The decision to let him go was the hardest I’ve ever made in my life. I knew Friday evening that it was something I needed to seriously consider, but at first all I could do was sit there and sob. Thirteen years Aristotle has been part of our family. He’s the reason we know that you can return a ladder to Home Depot if the only thing you use it for is to get a cat out of a tree. He’s the reason my poor penguin Pillow Pet looks disfigured, because Aristotle decided that was HIS penguin. He’s the reason I know cats actually pay attention to what people are doing in the bathroom- ten years ago, I kept forgetting to change his litter box, so he’d piss in the toilet and then paw at the handle to try to flush it.

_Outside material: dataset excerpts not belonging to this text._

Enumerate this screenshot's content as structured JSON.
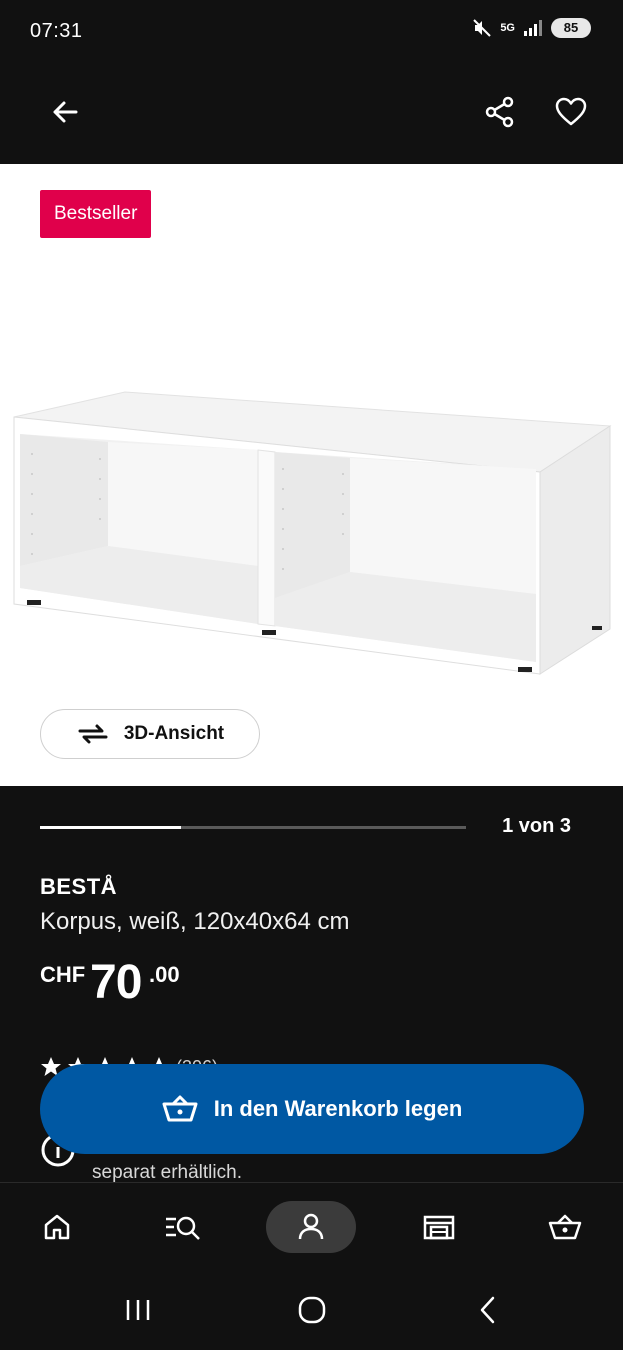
{
  "status_bar": {
    "time": "07:31",
    "network": "5G",
    "battery": "85"
  },
  "header": {
    "back_icon": "arrow-left-icon",
    "share_icon": "share-icon",
    "favorite_icon": "heart-icon"
  },
  "product_image": {
    "badge": "Bestseller",
    "view3d_label": "3D-Ansicht"
  },
  "gallery": {
    "pager": "1 von 3",
    "progress": 0.33
  },
  "product": {
    "name": "BESTÅ",
    "description": "Korpus, weiß, 120x40x64 cm",
    "price_currency": "CHF",
    "price_int": "70",
    "price_decimal": ".00",
    "rating_count": "(306)",
    "info_text": "separat erhältlich."
  },
  "cart": {
    "label": "In den Warenkorb legen"
  },
  "bottom_nav": {
    "items": [
      "home-icon",
      "search-list-icon",
      "profile-icon",
      "store-icon",
      "cart-icon"
    ],
    "active": "profile-icon"
  },
  "colors": {
    "background": "#111111",
    "badge": "#e0004b",
    "cart_button": "#0058a3"
  }
}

Aristotle has been with me through four houses, six apartments, and eleven moves. We drove all the way to Colorado and back, and he hates seeing what’s outside the car when he travels, so he chilled all day in a laundry basket covered with a towel, and then explored the hotel rooms at night. He never minded when I was having a bad day and cried all over him as we snuggled, and he LOVED to cuddle up to my best friend whenever she came to visit, even knowing she was just going to shove him off the bed. Honestly, I think that was his favorite part, trying to see how long he could be there before she noticed him and pushed him away. (she’s allergic to cats, by the way, not being hateful). I always had to do the Stingray Shuffle on the way to the bathroom at night because I never knew if he was going to be sleeping right where I needed to put my feet. He’d pounce on your shoes as soon as you took them off, wrapping himself around them and shoving his whole head inside, the stinkier the better. And when he was upset, if there’d been a sudden bang or a knock on the door, if something was stressing him out if we were at the vet’s, he’d curl up close and bury his head down my shirt.
So here’s to Aristotle. I’m grateful for his love and companionship, for his playfulness, his mellowness, I’m grateful for the joy he brought me and the comfort he gave me. Letting him go was the hardest thing I’ve ever done, but he died loved, he died calm and comfortable, not in pain and panic and fear, and he fell asleep in my arms.